Appellatione autem aedium omnes species aedificii continentur.

Celui qui aura mis le feu à une maison, ou un tas de céréales près d’une maison, devra être enchaîné, battu et tué par le feu, s’il a commis cet acte de manière réfléchie et à dessein. Si l’acte est arrivé par cas fortuit, c’est-à-dire par négligence, qu’il soit condamné à réparer le mal, ou, si cela paraît moins approprié, qu’il soit battu de manière plus légère. En effet, par la dénomination de maison, on entend toutes les sortes d’édifices.

Crawford167 a tenté, à notre sens avec un certain succès, de reformuler cette disposition et en a dégagé les éléments constitutifs suivants:

Si aedes aceruumue frumenti iuxta domum positum combuserit, uinctus uereberatus igni

… si casu …, noxiam sarcito.

S’il a brûlé une maison ou un tas de grains posé près d’une maison, qu’il soit attaché, battu et brûlé, s’il l’a commis par cas fortuit, que le mal (noxa) soit réparé.

166 FIRA I, p. 56.

167 Crawford, Roman Statutes II, pp. 685-686, même si nous n’approuvons pas totalement la suppression lors de la reconstruction de si minus idoneus sit leuius castigatur, qui nous semble témoigner de l’attachement encore fort, dans la législation des XII Tables, de la volonté de punition de l’auteur et de la confusion de la punition avec la réparation du préjudice ; Girard, Texte de droit romain, pp. 18-19, de même que l’édition FIRA I, p. 56, se contentent de reprendre les termes d’Ulpien sans oser, peut-être à raison, se risquer à formuler une règle hypothétique.

La difficulté principale d’interprétation repose sur le fait, d’une part, que ce fragment de Gaius est la seule source disponible qui mentionne une action de la loi des XII Tables pour cause d’incendie.
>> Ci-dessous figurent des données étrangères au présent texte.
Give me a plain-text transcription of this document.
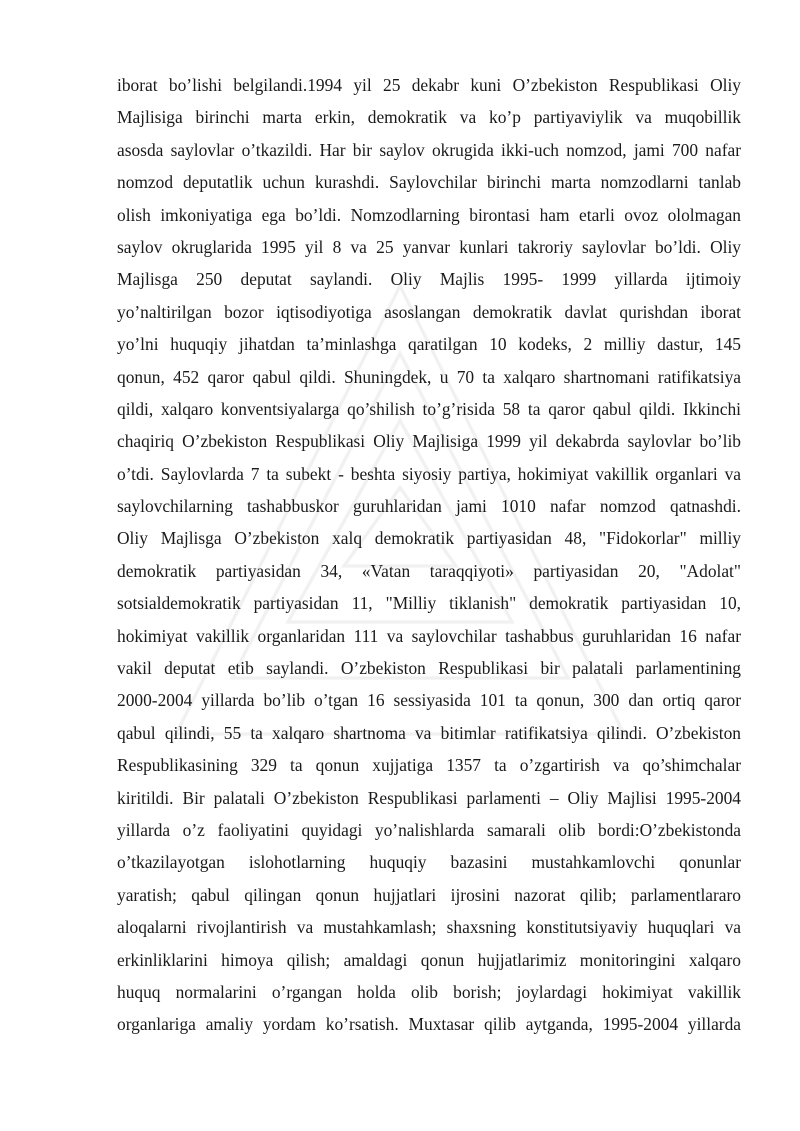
iborat bo’lishi belgilandi.1994 yil 25 dekabr kuni O’zbekiston Respublikasi Oliy
Majlisiga birinchi marta erkin, demokratik va ko’p partiyaviylik va muqobillik
asosda saylovlar o’tkazildi. Har bir saylov okrugida ikki-uch nomzod, jami 700 nafar
nomzod deputatlik uchun kurashdi. Saylovchilar birinchi marta nomzodlarni tanlab
olish imkoniyatiga ega bo’ldi. Nomzodlarning birontasi ham etarli ovoz ololmagan
saylov okruglarida 1995 yil 8 va 25 yanvar kunlari takroriy saylovlar bo’ldi. Oliy
Majlisga 250 deputat saylandi. Oliy Majlis 1995- 1999 yillarda ijtimoiy
yo’naltirilgan bozor iqtisodiyotiga asoslangan demokratik davlat qurishdan iborat
yo’lni huquqiy jihatdan ta’minlashga qaratilgan 10 kodeks, 2 milliy dastur, 145
qonun, 452 qaror qabul qildi. Shuningdek, u 70 ta xalqaro shartnomani ratifikatsiya
qildi, xalqaro konventsiyalarga qo’shilish to’g’risida 58 ta qaror qabul qildi. Ikkinchi
chaqiriq O’zbekiston Respublikasi Oliy Majlisiga 1999 yil dekabrda saylovlar bo’lib
o’tdi. Saylovlarda 7 ta subekt - beshta siyosiy partiya, hokimiyat vakillik organlari va
saylovchilarning tashabbuskor guruhlaridan jami 1010 nafar nomzod qatnashdi.
Oliy Majlisga O’zbekiston xalq demokratik partiyasidan 48, "Fidokorlar" milliy
demokratik partiyasidan 34, «Vatan taraqqiyoti» partiyasidan 20, "Adolat"
sotsialdemokratik partiyasidan 11, "Milliy tiklanish" demokratik partiyasidan 10,
hokimiyat vakillik organlaridan 111 va saylovchilar tashabbus guruhlaridan 16 nafar
vakil deputat etib saylandi. O’zbekiston Respublikasi bir palatali parlamentining
2000-2004 yillarda bo’lib o’tgan 16 sessiyasida 101 ta qonun, 300 dan ortiq qaror
qabul qilindi, 55 ta xalqaro shartnoma va bitimlar ratifikatsiya qilindi. O’zbekiston
Respublikasining 329 ta qonun xujjatiga 1357 ta o’zgartirish va qo’shimchalar
kiritildi. Bir palatali O’zbekiston Respublikasi parlamenti – Oliy Majlisi 1995-2004
yillarda o’z faoliyatini quyidagi yo’nalishlarda samarali olib bordi:O’zbekistonda
o’tkazilayotgan islohotlarning huquqiy bazasini mustahkamlovchi qonunlar
yaratish; qabul qilingan qonun hujjatlari ijrosini nazorat qilib; parlamentlararo
aloqalarni rivojlantirish va mustahkamlash; shaxsning konstitutsiyaviy huquqlari va
erkinliklarini himoya qilish; amaldagi qonun hujjatlarimiz monitoringini xalqaro
huquq normalarini o’rgangan holda olib borish; joylardagi hokimiyat vakillik
organlariga amaliy yordam ko’rsatish. Muxtasar qilib aytganda, 1995-2004 yillarda
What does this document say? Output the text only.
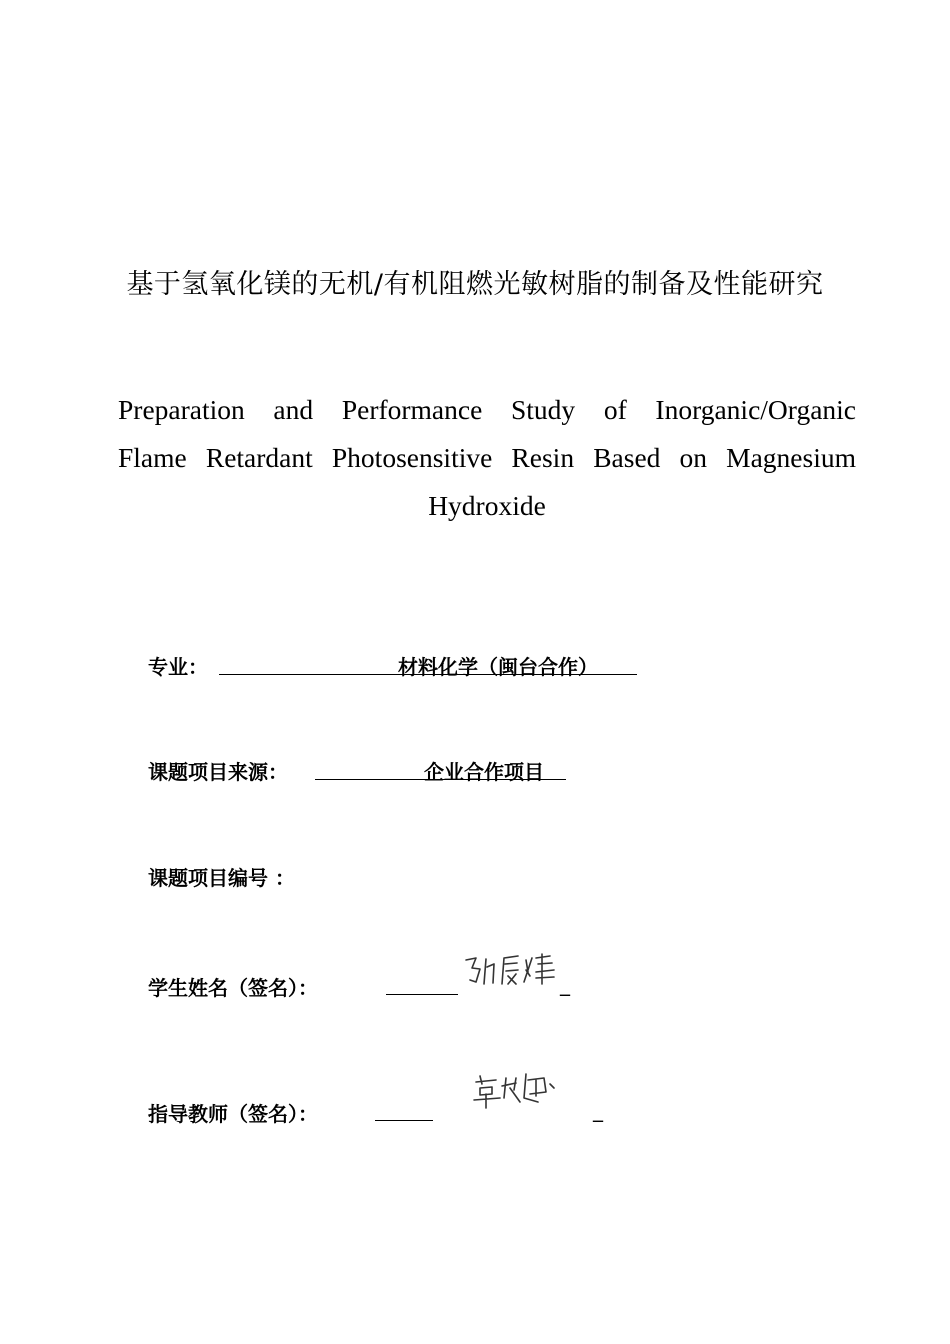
基于氢氧化镁的无机/有机阻燃光敏树脂的制备及性能研究
Preparation and Performance Study of Inorganic/Organic
Flame Retardant Photosensitive Resin Based on Magnesium
Hydroxide
专业：	材料化学（闽台合作）
课题项目来源：	企业合作项目
课题项目编号 ：
学生姓名（签名）：	_
指导教师（签名）：	_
D’autre part, Gaius, jurisconsulte de l’époque classique, fait référence à un passé qu’il ne peut avoir connu. Toute la problématique est de savoir si les termes de noxia et de sarcire peuvent désigner des concepts qui étaient présents dans la discussion juridique de l’époque archaïque.

Une troisième table, la VIII,14168, traite de l’obligation de réparer le dommage pour le mineur qui a commis un vol, alors que l’adulte est battu de verges et/ou adjugé à la personne lésée. La tradition de reconstruction se base sur un passage du onzième livre des Nuits Attiques d’Aulu-Gelle169 :

Ex ceteris autem manifestis furibus liberos uerberari addicique iusserunt et cui furtum factum esset, si modo id luci fecissent neque se telo defendissent ; seruos item furti manifesti prensos uerberibus adfici et e saxo praecipitari, sed pueros inpuberes praetoris arbitratu uerberari uoluerunt noxiamque ab his factum sarciri.

Mais, en revanche, pour les autres auteurs pris en flagrant délit, ils ordonnèrent que les hommes libres soient battus et adjugés à celui qu’ils avaient volé, s’ils avaient commis leur acte de jour, et sans s’être défendus au moyen d’une arme; de même ils ordonnèrent pour les esclaves pris en flagrant délit qu’ils soient châtiés par les verges et jetés du haut de la Roche [Tarpéienne] ; mais, pour les enfants impubères, ils voulurent qu’ils soient battus à la discrétion du préteur, et qu’ils soient tenus de réparer ce qu’ils avaient fait.

La table VIII,14 illustre ainsi le principe selon lequel le mineur se voit réserver un traitement moins sévère lui permettant d’échapper à la peine capitale, s’il répare les conséquences de son acte170.

168 FIRA I, p. 59 ; pour une paraphrase reconstructrice identique voir Crawford, Roman Statutes II, pp. 613-615.

169 Aulu-Gelle, Les Nuits Attiques, livre XI,18,8.

170 Sur la responsabilité des impubères, ainsi que son évolution en droit classique, voir Girard, Manuel, N. 2, p. 218.